Machine learning for land cover map production - Follow-up on the TiSeLaC challenge

I discussed some important aspects to take into account when validating land cover maps in a previous post. In that same post I insisted on the fact that machine learning pipeline building using a blind optimisation of accuracy metrics can lead to unrealistic expectations about land cover maps produced using these approaches.


I cited as an example the TiSeLaC challenge, where 2 of the participating teams achieved FScores above 99%, which is an accuracy higher than the one we can expect from the reference data used for the validation.


I assumed that this unrealistic performances where due to over-fitting and the use of a validation set too similar to the training set. I have recently asked the challenge organisers about the procedure for splitting the reference data into train and test sets and they confirmed that the split was done at the pixel level and not at the polygon level. Therefore, nearly identical pixels coming from the same polygon could be used for training and validation.


Therefore, looking at the challenge results, one could expect that all the teams would have got similar high performances. Since this was not the case, I asked for references to the methods used. Two of the methods are published. I am assuming that these are the 2 winning methods.


One of the methods uses spatial nearest neighbour classification to decide the labels, that is, the class for a pixel is decided using the labels of the nearest pixels of the training set. Here, "nearest" means the closest in the image using an Euclidean distance on the spatial coordinates of the pixel. Indeed, the pixel coordinates where provided as a separate record, but I don't think they were intended to be used as features. And, yes, the best results are obtained if only pixel coordinates are used (no reflectances, no NDVI, nothing!). And 1 single neighbour works best than 2-NN or 10-NN.


This shows that indeed, neighbouring pixels were present in the training and test sets, and the fewer the information used (just the closest pixel) the better the result obtained.


To quickly check this, I ran a simple, out-of-the-box, Random Forest classifier using the coordinates as features and got 97.90% accuracy on the test set, while using the image features gives about 90%.


The second of the 2 winning methods (which is actually the first with an FScore of 99.29 while the method above obtains 99.03), uses 3 deep neural networks, 2 of which use temporal convolutions for each pixel. The third network is a multi-layer perceptron were the input features are statistics computed on all the pixels found in a spatial neighbourhood of the pixel to be classified. Different sizes of neighbourhoods between 1 and 17 are used. This is much more complex than using only the label of the closest pixel, but actually, contains the same information. Adding the information of the 2 first networks may allow to correctly classify the few pixels that the previous method got wrong. The performance difference between the 2 methods is less than 0.3%, which may probably fall within typical confidence intervals.


What can we learn from these results?


First of all, blind metric optimisation without domain knowledge can produce misleading results. Any remote sensing scientist knows that pixel coordinates only are not good predictors for producing a map. Otherwise, one could just spatially interpolate the reference data. Even when applying krigging, other variables are usually used!

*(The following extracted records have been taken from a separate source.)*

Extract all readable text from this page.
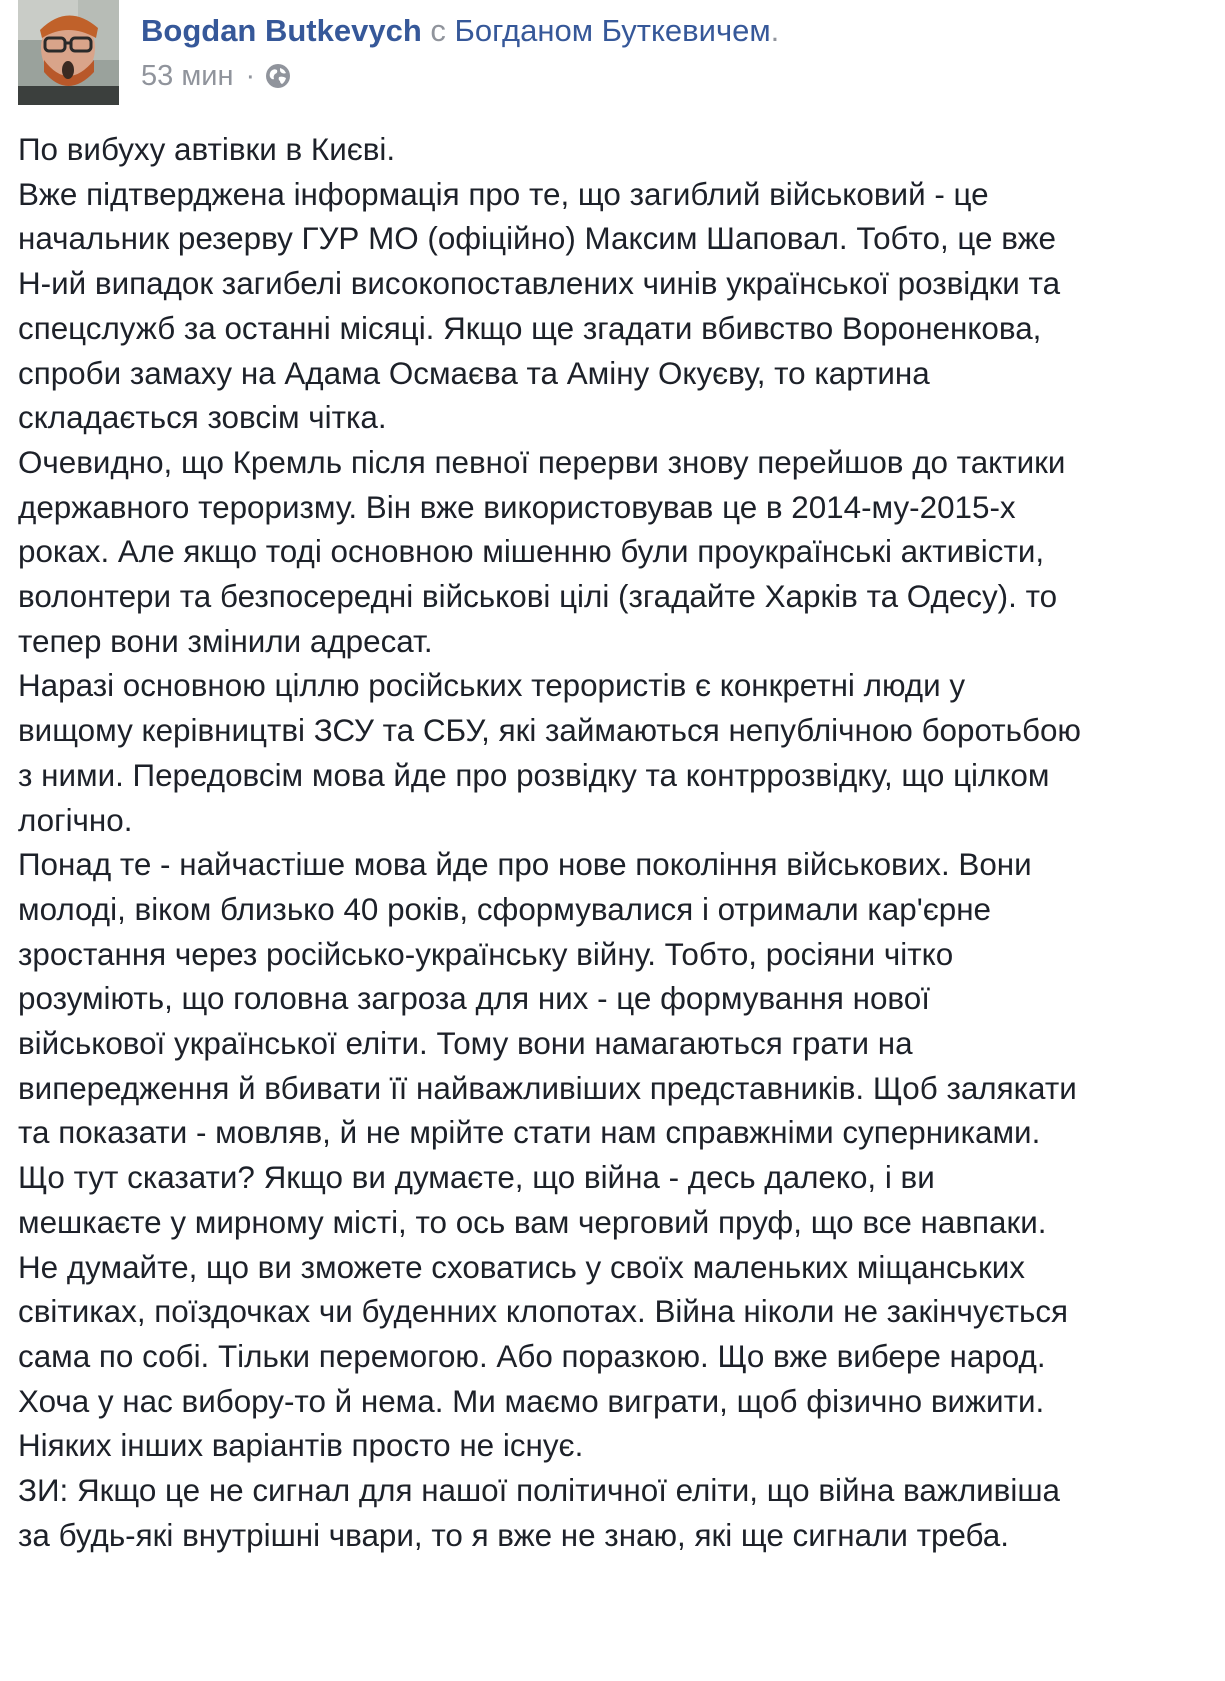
Bogdan Butkevych с Богданом Буткевичем.
53 мин ·
По вибуху автівки в Києві.
Вже підтверджена інформація про те, що загиблий військовий - це
начальник резерву ГУР МО (офіційно) Максим Шаповал. Тобто, це вже
Н-ий випадок загибелі високопоставлених чинів української розвідки та
спецслужб за останні місяці. Якщо ще згадати вбивство Вороненкова,
спроби замаху на Адама Осмаєва та Аміну Окуєву, то картина
складається зовсім чітка.
Очевидно, що Кремль після певної перерви знову перейшов до тактики
державного тероризму. Він вже використовував це в 2014-му-2015-х
роках. Але якщо тоді основною мішенню були проукраїнські активісти,
волонтери та безпосередні військові цілі (згадайте Харків та Одесу). то
тепер вони змінили адресат.
Наразі основною ціллю російських терористів є конкретні люди у
вищому керівництві ЗСУ та СБУ, які займаються непублічною боротьбою
з ними. Передовсім мова йде про розвідку та контррозвідку, що цілком
логічно.
Понад те - найчастіше мова йде про нове покоління військових. Вони
молоді, віком близько 40 років, сформувалися і отримали кар'єрне
зростання через російсько-українську війну. Тобто, росіяни чітко
розуміють, що головна загроза для них - це формування нової
військової української еліти. Тому вони намагаються грати на
випередження й вбивати її найважливіших представників. Щоб залякати
та показати - мовляв, й не мрійте стати нам справжніми суперниками.
Що тут сказати? Якщо ви думаєте, що війна - десь далеко, і ви
мешкаєте у мирному місті, то ось вам черговий пруф, що все навпаки.
Не думайте, що ви зможете сховатись у своїх маленьких міщанських
світиках, поїздочках чи буденних клопотах. Війна ніколи не закінчується
сама по собі. Тільки перемогою. Або поразкою. Що вже вибере народ.
Хоча у нас вибору-то й нема. Ми маємо виграти, щоб фізично вижити.
Ніяких інших варіантів просто не існує.
ЗИ: Якщо це не сигнал для нашої політичної еліти, що війна важливіша
за будь-які внутрішні чвари, то я вже не знаю, які ще сигнали треба.
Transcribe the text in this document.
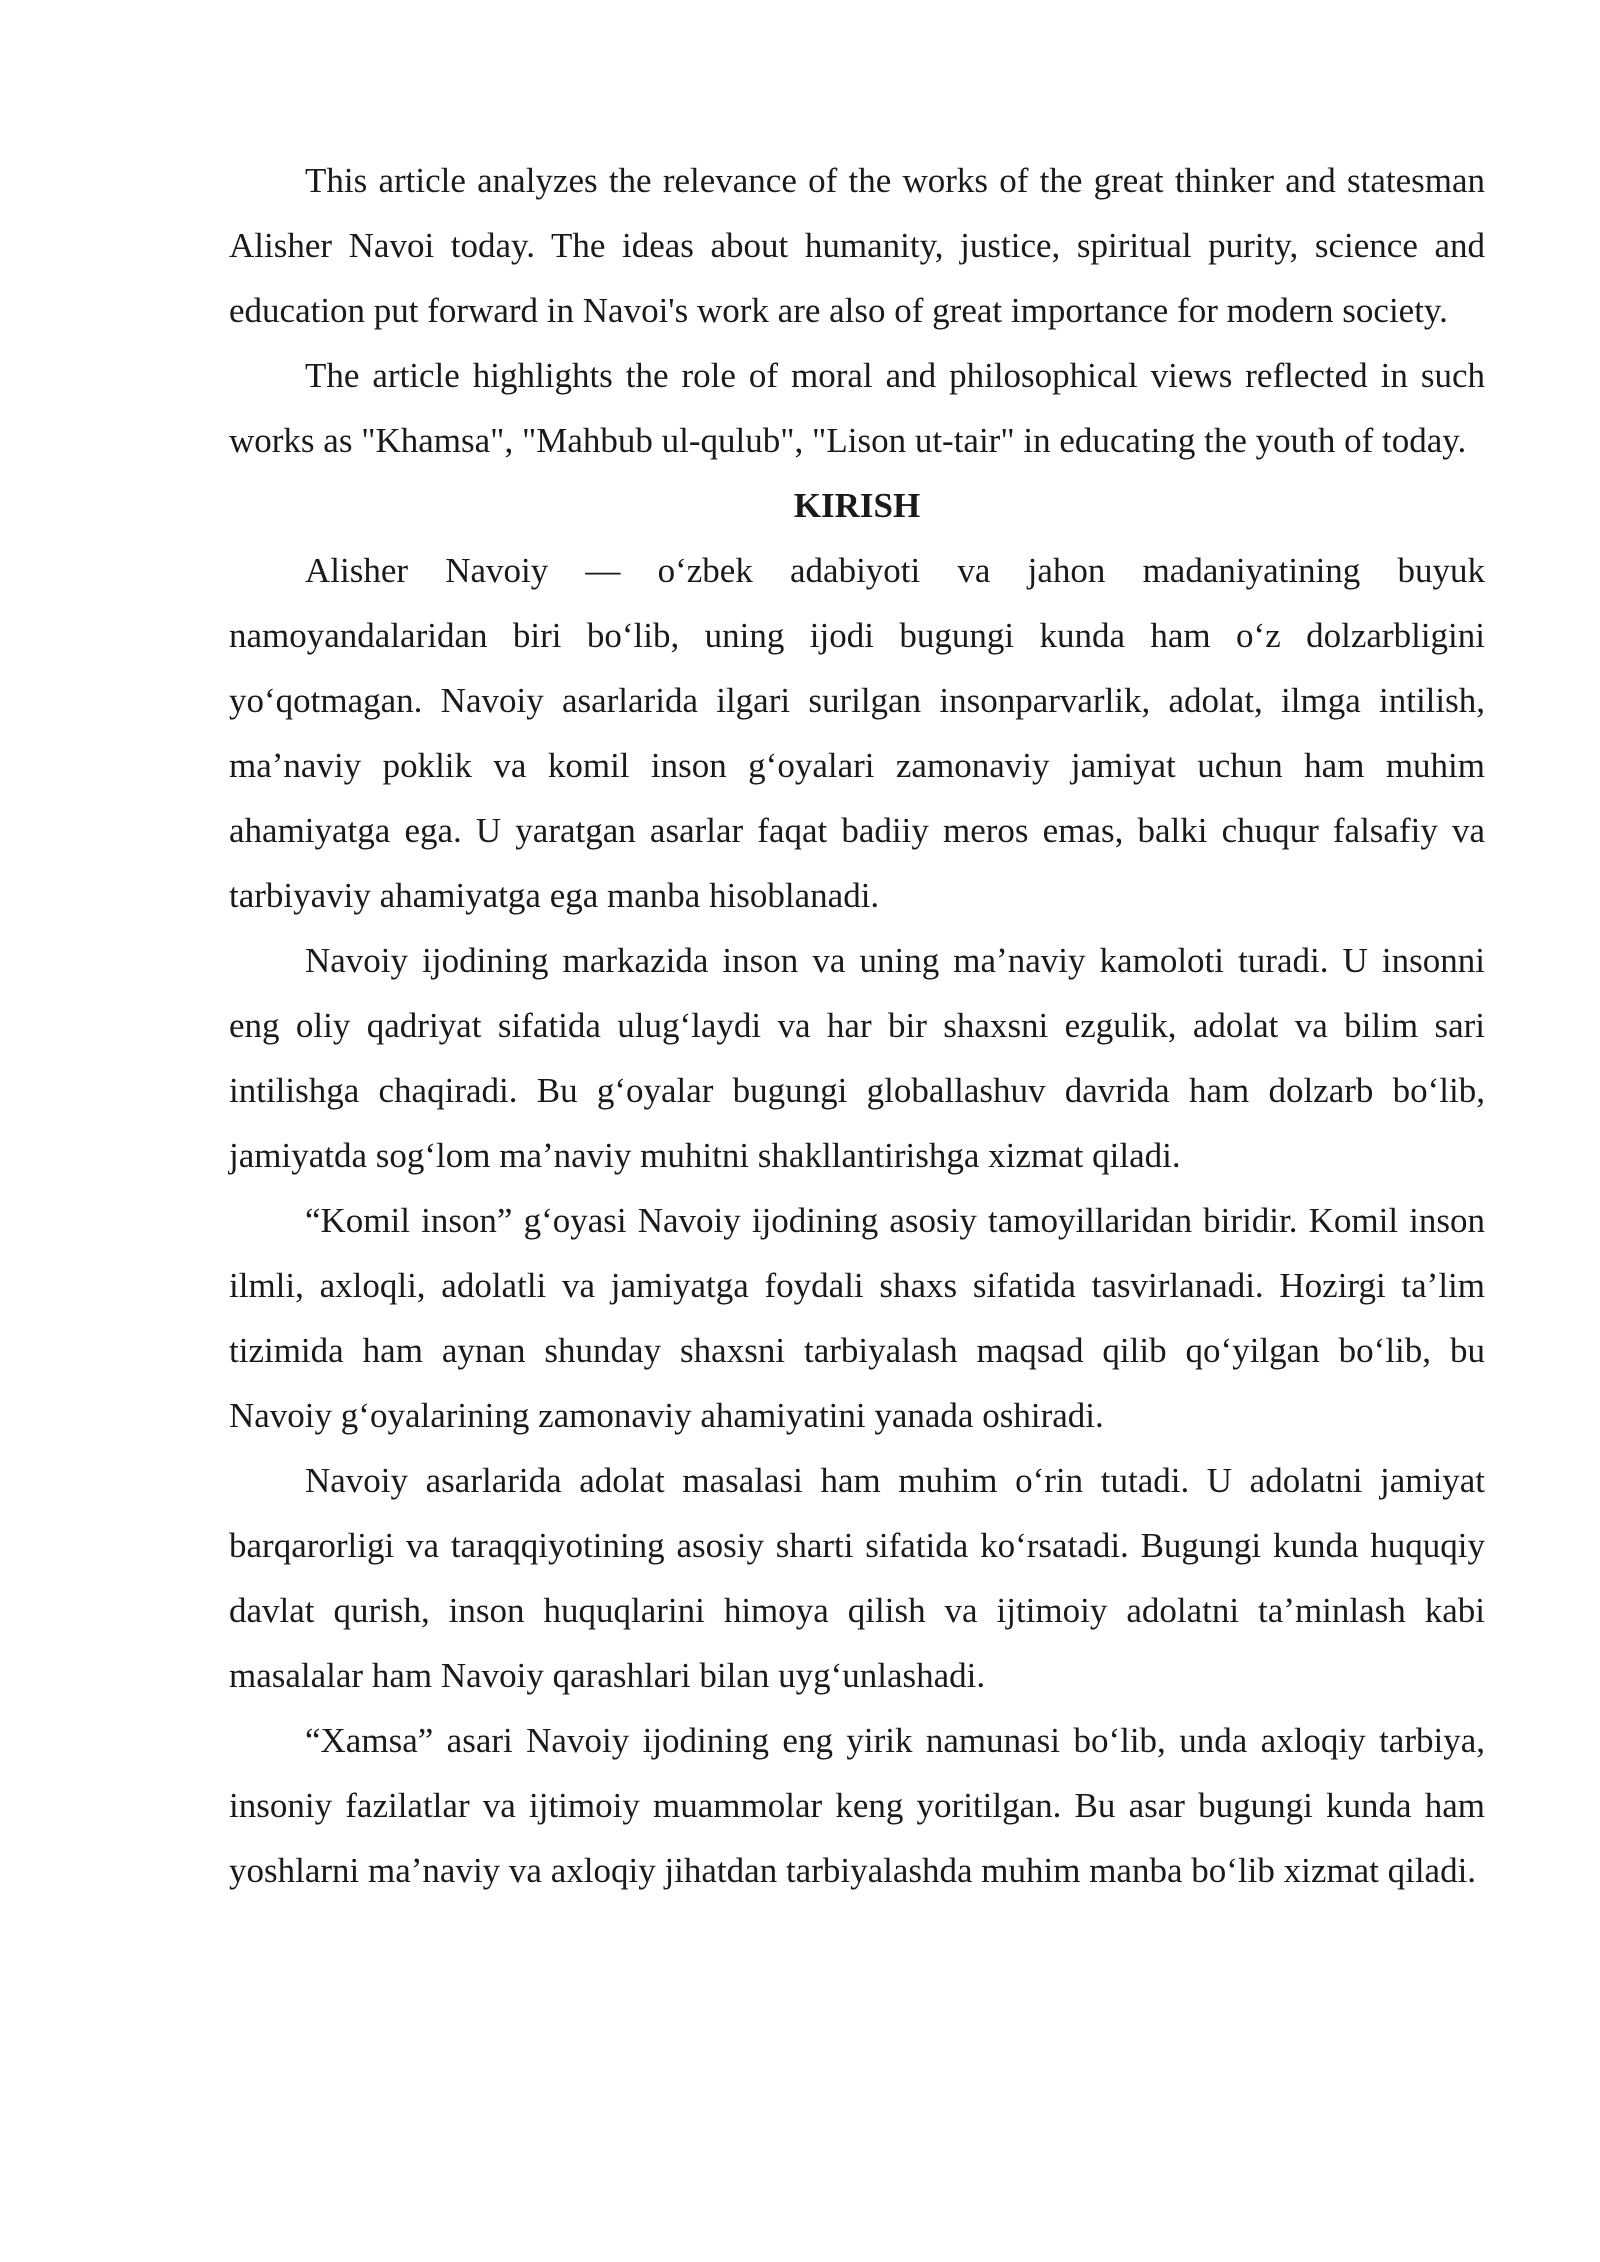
This article analyzes the relevance of the works of the great thinker and statesman Alisher Navoi today. The ideas about humanity, justice, spiritual purity, science and education put forward in Navoi's work are also of great importance for modern society.

The article highlights the role of moral and philosophical views reflected in such works as "Khamsa", "Mahbub ul-qulub", "Lison ut-tair" in educating the youth of today.

KIRISH

Alisher Navoiy — oʻzbek adabiyoti va jahon madaniyatining buyuk namoyandalaridan biri boʻlib, uning ijodi bugungi kunda ham oʻz dolzarbligini yoʻqotmagan. Navoiy asarlarida ilgari surilgan insonparvarlik, adolat, ilmga intilish, maʼnaviy poklik va komil inson gʻoyalari zamonaviy jamiyat uchun ham muhim ahamiyatga ega. U yaratgan asarlar faqat badiiy meros emas, balki chuqur falsafiy va tarbiyaviy ahamiyatga ega manba hisoblanadi.

Navoiy ijodining markazida inson va uning maʼnaviy kamoloti turadi. U insonni eng oliy qadriyat sifatida ulugʻlaydi va har bir shaxsni ezgulik, adolat va bilim sari intilishga chaqiradi. Bu gʻoyalar bugungi globallashuv davrida ham dolzarb boʻlib, jamiyatda sogʻlom maʼnaviy muhitni shakllantirishga xizmat qiladi.

“Komil inson” gʻoyasi Navoiy ijodining asosiy tamoyillaridan biridir. Komil inson ilmli, axloqli, adolatli va jamiyatga foydali shaxs sifatida tasvirlanadi. Hozirgi taʼlim tizimida ham aynan shunday shaxsni tarbiyalash maqsad qilib qoʻyilgan boʻlib, bu Navoiy gʻoyalarining zamonaviy ahamiyatini yanada oshiradi.

Navoiy asarlarida adolat masalasi ham muhim oʻrin tutadi. U adolatni jamiyat barqarorligi va taraqqiyotining asosiy sharti sifatida koʻrsatadi. Bugungi kunda huquqiy davlat qurish, inson huquqlarini himoya qilish va ijtimoiy adolatni taʼminlash kabi masalalar ham Navoiy qarashlari bilan uygʻunlashadi.

“Xamsa” asari Navoiy ijodining eng yirik namunasi boʻlib, unda axloqiy tarbiya, insoniy fazilatlar va ijtimoiy muammolar keng yoritilgan. Bu asar bugungi kunda ham yoshlarni maʼnaviy va axloqiy jihatdan tarbiyalashda muhim manba boʻlib xizmat qiladi.
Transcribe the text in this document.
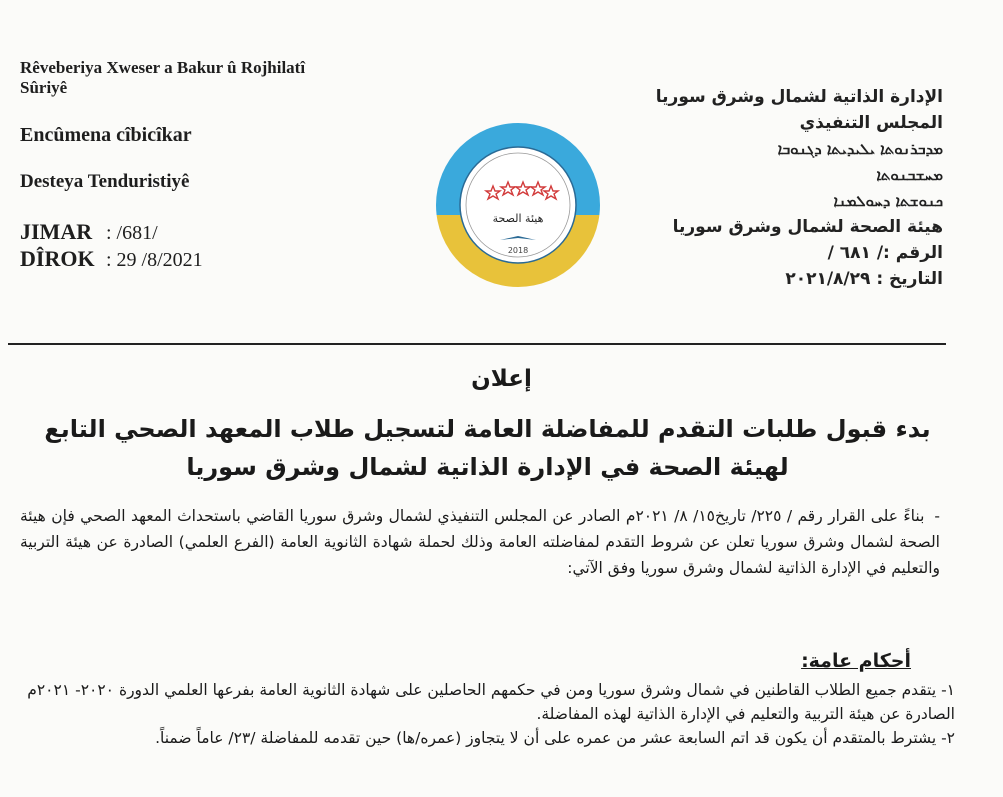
Rêveberiya Xweser a Bakur û Rojhilatî Sûriyê
Encûmena cîbicîkar
Desteya Tenduristiyê
JIMAR : /681/
DÎROK : 29 /8/2021
هيئة الصحة
2018
الإدارة الذاتية لشمال وشرق سوريا
المجلس التنفيذي
ܡܕܒܪܢܘܬܐ ܝܠܝܕܝܬܐ ܕܓܢܘܒܐ
ܡܚܫܒܢܘܬܐ
ܟܢܘܫܬܐ ܕܚܘܠܡܢܐ
هيئة الصحة لشمال وشرق سوريا
الرقم :/ ٦٨١ /
التاريخ : ٢٠٢١/٨/٢٩
إعلان
بدء قبول طلبات التقدم للمفاضلة العامة لتسجيل طلاب المعهد الصحي التابع لهيئة الصحة في الإدارة الذاتية لشمال وشرق سوريا
-بناءً على القرار رقم / ٢٢٥/ تاريخ١٥/ ٨/ ٢٠٢١م الصادر عن المجلس التنفيذي لشمال وشرق سوريا القاضي باستحداث المعهد الصحي فإن هيئة الصحة لشمال وشرق سوريا تعلن عن شروط التقدم لمفاضلته العامة وذلك لحملة شهادة الثانوية العامة (الفرع العلمي) الصادرة عن هيئة التربية والتعليم في الإدارة الذاتية لشمال وشرق سوريا وفق الآتي:
أحكام عامة:
١- يتقدم جميع الطلاب القاطنين في شمال وشرق سوريا ومن في حكمهم الحاصلين على شهادة الثانوية العامة بفرعها العلمي الدورة ٢٠٢٠- ٢٠٢١م الصادرة عن هيئة التربية والتعليم في الإدارة الذاتية لهذه المفاضلة.
٢- يشترط بالمتقدم أن يكون قد اتم السابعة عشر من عمره على أن لا يتجاوز (عمره/ها) حين تقدمه للمفاضلة /٢٣/ عاماً ضمناً.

Second, when organising this kind of contest, realistic data sets have to be used. The split between training and validation has to follow strict rules in order to avoid neighbouring pixels appearing in both data sets.


Third, map validation has to have a spatial component: are the shapes of the objects preserved, is there image noise in the generated map, etc. This is a tricky question which needs either to have dense reference data in some places or having specific metrics which are able to measure distortions without reference data. Obtaining dense reference data is very costly to and can even be impossible if some of the classes can't be identified by image interpretation (we are not tagging images of cats or road signs!). Developing specific metrics for spatial quality which don't need reference data is an open problem. Some solutions have been developed for the assessment of pan-sharpening algorithms, but the problem is rather different.


Finally, I hope that this critical analysis of the TiSeLaC contest will be useful for future contests, because I think that they may be very useful to get together the remote sensing and the machine learning communities.

Another validation of CESBIO's 2016 France land-cover map

In this post, a validation of the land-cover map of France produced by CESBIO for the 2016 period was presented. This validation used independent data (that is data collected by different teams and using different procedures than the data used for the classifier training), but the validation procedure consisted in applying classical machine learning metrics which, as described in this other post, have some limitations.

A fully independent validation following a sound protocol is costly and needs skills and expertise that are very specific. SIRS is a company which is specialised in the production of geographic data from satellite or aerial images. Among other things, they are the producers of Corine Land Cover for France and they are also responsible for quality control and validation of other Copernicus Land products.

SIRS has recently performed a validation of the 2016 France land-cover map. The executive summary of the report reads as follows:

This report provides the evaluation results of the CESBIO OSO 2016 10m layer and the CESBIO OSO 2016 20m layer.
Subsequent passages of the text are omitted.